Akan tetapi, Taufik dari Walhi mengatakan bahwa sebenarnya dia sudah beberapa kali memberikan tanggapan, bahkan sudah mengirimkan tulisan kritik revitalisasi Karebosi ini sekitar Oktober 2006 lalu ke beberapa harian lokal, tetapi tidak satupun media yang memuatnya. Karenanya, dia menengarai bahwa kemungkinan ada unsur kesengajaan tidak dimuatnya kritik itu. Lembaganya sendiri sudah beberapa kali meminta waktu bertemu dengan pemerintah kota untuk menyampaikan komentar, tetapi mereka belum pernah diberikan waktu sampai penunjukan pelaksana revitalisasi ini.

Beberapa Catatan
Kelihatannya, rencana awal proyek revitalisasi Karebosi tidak tersosialisasi dengan baik. Ini terlihat dari tidak sampainya desain dan rencana pemerintah kota dalam pekerjaan ini. Dalam pandangan penulis, ada dua hal yang mungkin jadi masalahnya; bisa jadi pemerintah tidak memaksimalkan sosialisasi itu, atau mungkin masyarakat tidak terlalu peduli dengan rencana ini ketika pertama kali digulirkan. Pemuatan rencana dan sosialisasi proyek di koran lokal tentu menjadi cara yang efektif, tetapi harus disadari bahwa tidak semua warga membaca koran (yang sama). Di sisi lain, semestinya masyarakat memberikan reaksi dan pandangan dari awal sehingga bisa diakomodir pemerintah dengan memanfaatkan semua saluran yang ada.
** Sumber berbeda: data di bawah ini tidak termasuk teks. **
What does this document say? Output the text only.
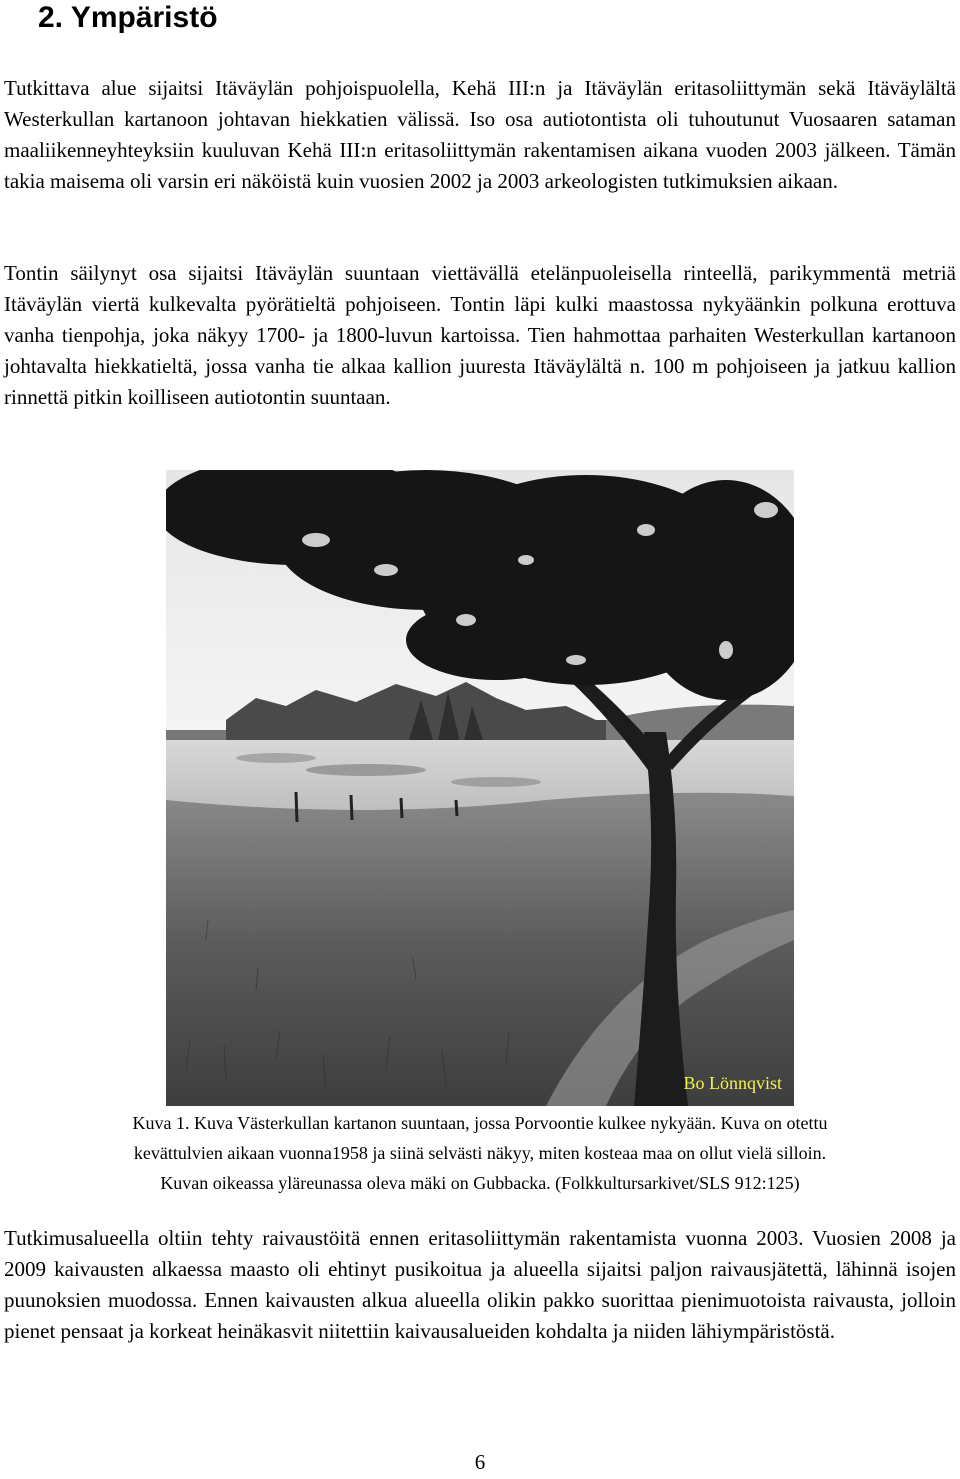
2. Ympäristö

Tutkittava alue sijaitsi Itäväylän pohjoispuolella, Kehä III:n ja Itäväylän eritasoliittymän sekä Itäväylältä Westerkullan kartanoon johtavan hiekkatien välissä. Iso osa autiotontista oli tuhoutunut Vuosaaren sataman maaliikenneyhteyksiin kuuluvan Kehä III:n eritasoliittymän rakentamisen aikana vuoden 2003 jälkeen. Tämän takia maisema oli varsin eri näköistä kuin vuosien 2002 ja 2003 arkeologisten tutkimuksien aikaan.

Tontin säilynyt osa sijaitsi Itäväylän suuntaan viettävällä etelänpuoleisella rinteellä, parikymmentä metriä Itäväylän viertä kulkevalta pyörätieltä pohjoiseen. Tontin läpi kulki maastossa nykyäänkin polkuna erottuva vanha tienpohja, joka näkyy 1700- ja 1800-luvun kartoissa. Tien hahmottaa parhaiten Westerkullan kartanoon johtavalta hiekkatieltä, jossa vanha tie alkaa kallion juuresta Itäväylältä n. 100 m pohjoiseen ja jatkuu kallion rinnettä pitkin koilliseen autiotontin suuntaan.

Bo Lönnqvist
Kuva 1. Kuva Västerkullan kartanon suuntaan, jossa Porvoontie kulkee nykyään. Kuva on otettu
kevättulvien aikaan vuonna1958 ja siinä selvästi näkyy, miten kosteaa maa on ollut vielä silloin.
Kuvan oikeassa yläreunassa oleva mäki on Gubbacka. (Folkkultursarkivet/SLS 912:125)

Tutkimusalueella oltiin tehty raivaustöitä ennen eritasoliittymän rakentamista vuonna 2003. Vuosien 2008 ja 2009 kaivausten alkaessa maasto oli ehtinyt pusikoitua ja alueella sijaitsi paljon raivausjätettä, lähinnä isojen puunoksien muodossa. Ennen kaivausten alkua alueella olikin pakko suorittaa pienimuotoista raivausta, jolloin pienet pensaat ja korkeat heinäkasvit niitettiin kaivausalueiden kohdalta ja niiden lähiympäristöstä.

6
Di sinilah pentingnya fungsi dan netralitas media massa. Dugaan Taufik mengenai ketidaknetralan media massa dalam hal ini mungkin saja benar, tetapi media massa, khususnya cetak, bukan satu-satunya saluran. Itulah sebabnya, banyak pihak yang menyesalkan mengapa reaksi beberapa elemen masyarakat baru muncul sekarang justru saat pekerjaan sudah mulai dilakukan.

Hal yang cukup positif adalah bahwa PTLCD ditugaskan untuk mengawal quality control and quality assurance sampai proyek ini selesai. Memang masterplan revitalisasi Karebosi didesain oleh mereka, tetapi detail pemanfaatan ruang komersil sebesar 40% di bawah Karebosi serta Detail Engineering Design dikerjakan oleh investor. Namun demikian, PTLCD tetap memiliki wewenang untuk melakukan review dan berhak menolak rancangan yang menyalahi masterplan.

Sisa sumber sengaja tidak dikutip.